Die Parteien hatten das Arbeitsverhältnis durch Abschluss eines neuen Arbeitsvertrages geändert unter Abrede, dass hiermit „alle Ansprüche aus dem bisherigen Arbeitsverhältnis abgegolten und erledigt“ seien. Das BAG sah hierin entgegen dem Wortlaut keine, Altansprüche ausschließende Regelung, weil lediglich deklaratorischer Natur. Regelmäßig wollen die Parteien damit nur die, von ihnen angenommene Rechtslage dokumentieren, nämlich das, wovon sie ausgingen: Es bestünden keine Ansprüche aus dem Altvertrag. Hier ist aber stets zu prüfen, inwieweit ein Verstoß gegen AGB-Recht oder Treu und Glauben vorliegt, wenn ein angenommener Verzicht kompensationslos erfolgt. Regelmäßig wird ein so weitgehender Wille des Arbeitnehmers nicht anzunehmen sein. Bestehen Altansprüche fort, ist im weiteren Schritt zu prüfen, inwieweit Ausschlussfristen die noch bestehenden Altansprüche hindern können.
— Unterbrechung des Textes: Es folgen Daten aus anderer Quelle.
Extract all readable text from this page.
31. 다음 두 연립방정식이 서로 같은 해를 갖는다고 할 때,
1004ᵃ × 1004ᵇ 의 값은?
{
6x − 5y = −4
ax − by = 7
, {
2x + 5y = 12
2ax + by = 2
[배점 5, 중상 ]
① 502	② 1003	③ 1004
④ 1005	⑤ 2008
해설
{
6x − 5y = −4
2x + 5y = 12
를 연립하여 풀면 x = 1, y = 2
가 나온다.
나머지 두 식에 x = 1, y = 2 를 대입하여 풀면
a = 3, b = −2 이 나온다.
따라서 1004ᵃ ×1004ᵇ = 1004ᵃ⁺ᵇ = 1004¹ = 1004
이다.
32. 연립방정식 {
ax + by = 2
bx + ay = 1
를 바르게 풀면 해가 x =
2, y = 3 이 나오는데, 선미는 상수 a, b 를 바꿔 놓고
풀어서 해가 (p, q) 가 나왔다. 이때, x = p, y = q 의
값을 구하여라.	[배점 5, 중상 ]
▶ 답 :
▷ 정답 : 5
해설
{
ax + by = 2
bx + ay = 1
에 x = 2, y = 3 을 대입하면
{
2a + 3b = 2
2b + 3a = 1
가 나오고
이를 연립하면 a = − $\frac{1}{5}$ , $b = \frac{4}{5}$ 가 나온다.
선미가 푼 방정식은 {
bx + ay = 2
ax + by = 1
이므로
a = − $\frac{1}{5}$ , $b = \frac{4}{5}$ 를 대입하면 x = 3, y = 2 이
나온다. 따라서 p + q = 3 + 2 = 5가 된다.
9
Konkret war eine Ausschlussregelung im Vertrag, welche für Zuschläge lediglich 4 Wochen Geltendmachungsfrist vorsah, dies war zu kurz wegen Verstoß gegen § 307 BGB und damit unwirksam. Ergänzend wurde jedoch geregelt, dass „alle anderen Ansprüche aus dem Arbeitsverhältnis binnen 3 Monaten geltend zu machen seien“. Das BAG hielt die Ausschlussklausel für teilbar, die 3-Monatsklausel als Auffanglösung für wirksam.

9. LAG Berlin Brandenburg 03.03.2016: Kürzung Zulage bei Teilzeit

Die Klägerin verlangte volle Pflegezulage von 46 EUR je Monat, obwohl sie lediglich 30 Stunden wöchentlich arbeitete. Die im Tarifvertrag geregelte Pflegezulage war dahingehend zu bewerten, ob sie davon abhinge, dass die Arbeitsleistung in Vollzeit erbracht werde und deshalb die Pflegezulage bei Teilzeittätigkeit auch nur anteilig gezahlt werden könne. Letztlich kam es auf die Auslegung des konkret bezogenen Tarifvertrages an, welche nach normativer, das heißt gesetzesgleicher Auslegungsmethode vorzunehmen ist. Hierfür war im konkreten Fall das historische Zustandekommen der Tarifregelung bedeutsam. Gleich ob tariflich, in Betriebsvereinbarungen oder einzelvertraglich geregelt: es ist wichtig das Ziel entsprechende gewährter Zulagen klar zu definieren und insofern auch die eventuelle Abhängigkeit vom Arbeitszeitvolumen deutlich zu machen.